Joker est un film important. Son succès, tant critique que public, pourrait relancer la machine hollywoodienne jusqu'ici grippée par le manque d'ambition et l'infantilisation du public. Car, oui, il faut bien l'avouer: on nous prend pour des cons et ça marche. On en redemande, même, en léchant la merde au coin de notre bouche.
L'industrie du rêve, saturée par les films de super-héros grand spectacle, ne peut mourir et renaitre qu'à travers la figure masquée du vengeur divin ou du super-criminel. Maquiller un drame psychologique au vitriol du célèbre clown de DC Comics est donc une excellente idée. Au point de régression où nous nous trouvons, il faut au moins un symbole populaire aussi fort, un archétype de pur chaos pour détruire les produits corrompus de l'industrie ciné et repartir sur de nouvelles bases. Purifier par le feu, fertiliser.
Toutes proportions gardées, nous pourrions nous trouver dans une situation semblable à l'émergence du Nouvel-Hollywood dans les années 60 qui avait vu l'abandon des grands films de studios au profit d’œuvres moins onéreuses mais artistiquement plus riches et audacieuses. Surtout, la disparition de la censure de l'ancien Hollywood, le fameux Code Hays, permettait aux jeunes réalisateurs de s'affranchir des visées moralisatrices. Les films ne devaient plus nécessairement tenir par la main le spectateur en traçant une barrière infranchissable entre le bien et le mal. Cela ne vous rappelle rien ?
Parmi les innombrables premières critiques laudatives de Joker, quelques voix discordantes s'élèvent pour fustiger Todd Phillips, le réalisateur: son film ferait l'apologie de la violence en refusant de condamner fermement les actes criminels du clown. Pire: le Joker serait filmé comme un héros de notre époque, anarchiste, réglant par le meurtre toutes les failles de notre société malade. De jeunes personnes impressionnables, l'esprit peut-être saturé de la bien-pensance élevée en dogme tout-puissant depuis une décennie, bafouillent à la hâte des messages apocalyptiques dictés par l'émotivité: Joker va inciter des spectateurs à tuer, l’extrême-droite va en faire son porte-étendard pour déverser la haine dans nos rues (amusant pour un personnage "anarchiste")...
Rien de tout cela. Tout bien considéré, Joker ne propose pas une réflexion politique si approfondie. Le contexte est là, mais il n'est pas réellement le sujet du film. Joker est avant tout un drame personnel. Joaquin Phoenix, spectral et lumineux à la fois, hante presque chaque scène (à la photographie irréprochable) de sa présence, tour à tour pathétique et effrayant. Sa prestation est si bonne qu'elle en devient parfois dérangeante. Le spectateur souffre avec lui, est hanté par ce rire douloureux qui revient plus souvent qu'on ne le voudrait. Le film raconte longuement comment la société détruit cet homme fragile et instable, mais il ne s'attarde pas vraiment sur la manière dont cet homme détruira à son tour la société. Ni même s'il y parvient vraiment.

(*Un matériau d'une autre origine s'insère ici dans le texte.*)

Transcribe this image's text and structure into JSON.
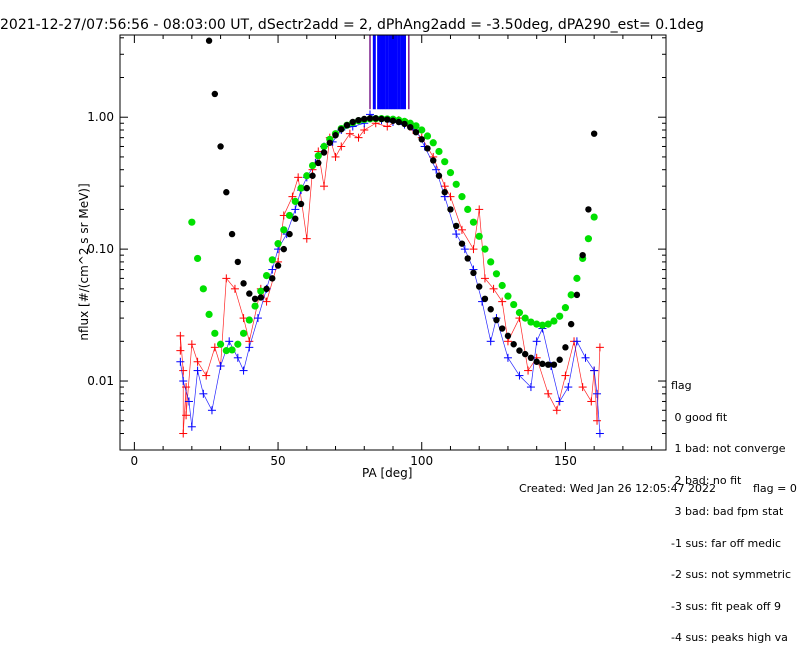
{
  "title": "2021-12-27/07:56:56 - 08:03:00 UT, dSectr2add = 2, dPhAng2add = -3.50deg, dPA290_est=   0.1deg",
  "footer": {
    "created": "Created: Wed Jan 26 12:05:47 2022",
    "flag": "flag = 0"
  },
  "legend": {
    "title": "flag",
    "items": [
      " 0 good fit",
      " 1 bad: not converge",
      " 2 bad: no fit",
      " 3 bad: bad fpm stat",
      "-1 sus: far off medic",
      "-2 sus: not symmetric",
      "-3 sus: fit peak off 9",
      "-4 sus: peaks high va"
    ]
  },
  "chart_data": {
    "type": "scatter",
    "xlabel": "PA [deg]",
    "ylabel": "nflux [#/(cm^2 s sr MeV)]",
    "xlim": [
      -5,
      185
    ],
    "ylim": [
      0.003,
      4.2
    ],
    "yscale": "log",
    "xticks": [
      0,
      50,
      100,
      150
    ],
    "xtick_labels": [
      "0",
      "50",
      "100",
      "150"
    ],
    "yticks": [
      0.01,
      0.1,
      1.0
    ],
    "ytick_labels": [
      "0.01",
      "0.10",
      "1.00"
    ],
    "colors": {
      "red": "#ff0000",
      "blue": "#0000ff",
      "black": "#000000",
      "green": "#00e000",
      "purple": "#7a1a8a"
    },
    "black_fit": [
      [
        26,
        3.8
      ],
      [
        28,
        1.5
      ],
      [
        30,
        0.6
      ],
      [
        32,
        0.27
      ],
      [
        34,
        0.13
      ],
      [
        36,
        0.08
      ],
      [
        38,
        0.055
      ],
      [
        40,
        0.046
      ],
      [
        42,
        0.042
      ],
      [
        44,
        0.043
      ],
      [
        46,
        0.05
      ],
      [
        48,
        0.06
      ],
      [
        50,
        0.075
      ],
      [
        52,
        0.1
      ],
      [
        54,
        0.13
      ],
      [
        56,
        0.17
      ],
      [
        58,
        0.22
      ],
      [
        60,
        0.29
      ],
      [
        62,
        0.36
      ],
      [
        64,
        0.45
      ],
      [
        66,
        0.54
      ],
      [
        68,
        0.64
      ],
      [
        70,
        0.73
      ],
      [
        72,
        0.81
      ],
      [
        74,
        0.87
      ],
      [
        76,
        0.92
      ],
      [
        78,
        0.95
      ],
      [
        80,
        0.97
      ],
      [
        82,
        0.98
      ],
      [
        84,
        0.98
      ],
      [
        86,
        0.97
      ],
      [
        88,
        0.96
      ],
      [
        90,
        0.94
      ],
      [
        92,
        0.92
      ],
      [
        94,
        0.89
      ],
      [
        96,
        0.84
      ],
      [
        98,
        0.77
      ],
      [
        100,
        0.68
      ],
      [
        102,
        0.58
      ],
      [
        104,
        0.47
      ],
      [
        106,
        0.36
      ],
      [
        108,
        0.27
      ],
      [
        110,
        0.2
      ],
      [
        112,
        0.15
      ],
      [
        114,
        0.11
      ],
      [
        116,
        0.085
      ],
      [
        118,
        0.066
      ],
      [
        120,
        0.052
      ],
      [
        122,
        0.042
      ],
      [
        124,
        0.035
      ],
      [
        126,
        0.029
      ],
      [
        128,
        0.025
      ],
      [
        130,
        0.022
      ],
      [
        132,
        0.019
      ],
      [
        134,
        0.017
      ],
      [
        136,
        0.016
      ],
      [
        138,
        0.015
      ],
      [
        140,
        0.014
      ],
      [
        142,
        0.0135
      ],
      [
        144,
        0.0133
      ],
      [
        146,
        0.0133
      ],
      [
        148,
        0.0145
      ],
      [
        150,
        0.018
      ],
      [
        152,
        0.027
      ],
      [
        154,
        0.045
      ],
      [
        156,
        0.09
      ],
      [
        158,
        0.2
      ],
      [
        160,
        0.75
      ]
    ],
    "green_fit": [
      [
        20,
        0.16
      ],
      [
        22,
        0.085
      ],
      [
        24,
        0.05
      ],
      [
        26,
        0.032
      ],
      [
        28,
        0.023
      ],
      [
        30,
        0.019
      ],
      [
        32,
        0.017
      ],
      [
        34,
        0.0172
      ],
      [
        36,
        0.019
      ],
      [
        38,
        0.023
      ],
      [
        40,
        0.029
      ],
      [
        42,
        0.037
      ],
      [
        44,
        0.048
      ],
      [
        46,
        0.063
      ],
      [
        48,
        0.083
      ],
      [
        50,
        0.11
      ],
      [
        52,
        0.14
      ],
      [
        54,
        0.18
      ],
      [
        56,
        0.23
      ],
      [
        58,
        0.29
      ],
      [
        60,
        0.36
      ],
      [
        62,
        0.43
      ],
      [
        64,
        0.51
      ],
      [
        66,
        0.6
      ],
      [
        68,
        0.68
      ],
      [
        70,
        0.75
      ],
      [
        72,
        0.82
      ],
      [
        74,
        0.87
      ],
      [
        76,
        0.91
      ],
      [
        78,
        0.94
      ],
      [
        80,
        0.96
      ],
      [
        82,
        0.97
      ],
      [
        84,
        0.975
      ],
      [
        86,
        0.975
      ],
      [
        88,
        0.97
      ],
      [
        90,
        0.965
      ],
      [
        92,
        0.95
      ],
      [
        94,
        0.93
      ],
      [
        96,
        0.9
      ],
      [
        98,
        0.86
      ],
      [
        100,
        0.8
      ],
      [
        102,
        0.72
      ],
      [
        104,
        0.64
      ],
      [
        106,
        0.55
      ],
      [
        108,
        0.46
      ],
      [
        110,
        0.38
      ],
      [
        112,
        0.31
      ],
      [
        114,
        0.25
      ],
      [
        116,
        0.2
      ],
      [
        118,
        0.16
      ],
      [
        120,
        0.125
      ],
      [
        122,
        0.1
      ],
      [
        124,
        0.08
      ],
      [
        126,
        0.065
      ],
      [
        128,
        0.053
      ],
      [
        130,
        0.044
      ],
      [
        132,
        0.038
      ],
      [
        134,
        0.033
      ],
      [
        136,
        0.03
      ],
      [
        138,
        0.028
      ],
      [
        140,
        0.027
      ],
      [
        142,
        0.0265
      ],
      [
        144,
        0.027
      ],
      [
        146,
        0.0285
      ],
      [
        148,
        0.031
      ],
      [
        150,
        0.036
      ],
      [
        152,
        0.045
      ],
      [
        154,
        0.06
      ],
      [
        156,
        0.085
      ],
      [
        158,
        0.12
      ],
      [
        160,
        0.175
      ]
    ],
    "vertical_lines_x": [
      82,
      83.5,
      85,
      86,
      87,
      88,
      89,
      90,
      91,
      92,
      93,
      94,
      95.5
    ],
    "vertical_lines_top": 4.2,
    "vertical_lines_bottom": 1.15,
    "red_markers": [
      [
        16,
        0.017
      ],
      [
        17,
        0.012
      ],
      [
        18,
        0.009
      ],
      [
        16,
        0.022
      ],
      [
        17,
        0.004
      ],
      [
        18,
        0.0055
      ],
      [
        20,
        0.019
      ],
      [
        22,
        0.014
      ],
      [
        25,
        0.011
      ],
      [
        28,
        0.018
      ],
      [
        30,
        0.013
      ],
      [
        32,
        0.06
      ],
      [
        35,
        0.05
      ],
      [
        38,
        0.03
      ],
      [
        40,
        0.02
      ],
      [
        44,
        0.05
      ],
      [
        46,
        0.04
      ],
      [
        50,
        0.08
      ],
      [
        52,
        0.18
      ],
      [
        55,
        0.25
      ],
      [
        57,
        0.35
      ],
      [
        60,
        0.12
      ],
      [
        62,
        0.4
      ],
      [
        64,
        0.55
      ],
      [
        66,
        0.3
      ],
      [
        68,
        0.7
      ],
      [
        70,
        0.5
      ],
      [
        72,
        0.6
      ],
      [
        75,
        0.75
      ],
      [
        78,
        0.7
      ],
      [
        80,
        0.8
      ],
      [
        84,
        0.9
      ],
      [
        88,
        0.85
      ],
      [
        92,
        0.95
      ],
      [
        95,
        0.9
      ],
      [
        97,
        0.8
      ],
      [
        100,
        0.7
      ],
      [
        104,
        0.5
      ],
      [
        108,
        0.3
      ],
      [
        110,
        0.25
      ],
      [
        114,
        0.14
      ],
      [
        118,
        0.1
      ],
      [
        120,
        0.2
      ],
      [
        122,
        0.06
      ],
      [
        125,
        0.05
      ],
      [
        128,
        0.04
      ],
      [
        130,
        0.02
      ],
      [
        134,
        0.03
      ],
      [
        137,
        0.012
      ],
      [
        140,
        0.015
      ],
      [
        144,
        0.008
      ],
      [
        147,
        0.006
      ],
      [
        150,
        0.011
      ],
      [
        153,
        0.02
      ],
      [
        156,
        0.009
      ],
      [
        159,
        0.007
      ],
      [
        160,
        0.012
      ],
      [
        161,
        0.005
      ],
      [
        162,
        0.018
      ]
    ],
    "blue_markers": [
      [
        16,
        0.014
      ],
      [
        17,
        0.01
      ],
      [
        19,
        0.007
      ],
      [
        20,
        0.0045
      ],
      [
        22,
        0.012
      ],
      [
        24,
        0.008
      ],
      [
        27,
        0.006
      ],
      [
        30,
        0.013
      ],
      [
        33,
        0.02
      ],
      [
        36,
        0.015
      ],
      [
        38,
        0.012
      ],
      [
        40,
        0.018
      ],
      [
        43,
        0.03
      ],
      [
        46,
        0.05
      ],
      [
        48,
        0.07
      ],
      [
        50,
        0.1
      ],
      [
        53,
        0.13
      ],
      [
        56,
        0.2
      ],
      [
        58,
        0.28
      ],
      [
        60,
        0.35
      ],
      [
        63,
        0.45
      ],
      [
        66,
        0.6
      ],
      [
        69,
        0.65
      ],
      [
        72,
        0.8
      ],
      [
        76,
        0.85
      ],
      [
        80,
        0.9
      ],
      [
        82,
        1.05
      ],
      [
        86,
        0.95
      ],
      [
        90,
        0.92
      ],
      [
        94,
        0.88
      ],
      [
        98,
        0.8
      ],
      [
        101,
        0.6
      ],
      [
        105,
        0.4
      ],
      [
        108,
        0.25
      ],
      [
        112,
        0.13
      ],
      [
        115,
        0.1
      ],
      [
        118,
        0.07
      ],
      [
        121,
        0.04
      ],
      [
        124,
        0.02
      ],
      [
        126,
        0.03
      ],
      [
        130,
        0.015
      ],
      [
        134,
        0.011
      ],
      [
        138,
        0.009
      ],
      [
        140,
        0.02
      ],
      [
        142,
        0.025
      ],
      [
        145,
        0.013
      ],
      [
        148,
        0.007
      ],
      [
        151,
        0.009
      ],
      [
        154,
        0.02
      ],
      [
        157,
        0.015
      ],
      [
        160,
        0.012
      ],
      [
        161,
        0.008
      ],
      [
        162,
        0.004
      ]
    ]
  }
}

Joker est donc avant tout un drame intimiste qui s'approprie l'aspect iconique des comic books pour mieux en tordre les habituels rouages manichéens. Oui, le film est volontairement ambigu, de l'aveu même de son acteur principal. Joker ne vous fait pas la morale parce qu'il compte sur l'intelligence du spectateur pour faire la part des choses. Joker bouscule et suscite des réactions parce qu'il se débarrasse de la censure qui était revenue, insidieuse, et s'était infiltrée partout. Le Code Hays était mort mais son âme était toujours là et continuait à danser.
S'il faut chercher dans tout cela un message politique, c'est que la société est au bord de l'implosion, avec ou sans le Joker pour mener la révolution. Le cinéma, les jeux vidéo, la bande dessinée sont depuis des décennies le relais de notre obsession pour la chute de la civilisation. Ces médias de masse en font généralement un divertissement, comme pour mieux exorciser nos peurs. Joker, lui, expose la situation dans toute sa sécheresse. Il est donc naturel que cela perturbe grandement les esprits assoupis de notre époque. En vérité, ce film fait ce que fait toute œuvre d'art digne de ce nom.
Joker est un prophète de la destruction, mais aussi de la renaissance. Je souhaite ardemment que la culture de masse, alléchée par son succès inespéré, connaisse un nouvel âge d'or. Dans le cas contraire, il ne restera plus qu'à danser sur son cadavre en souriant.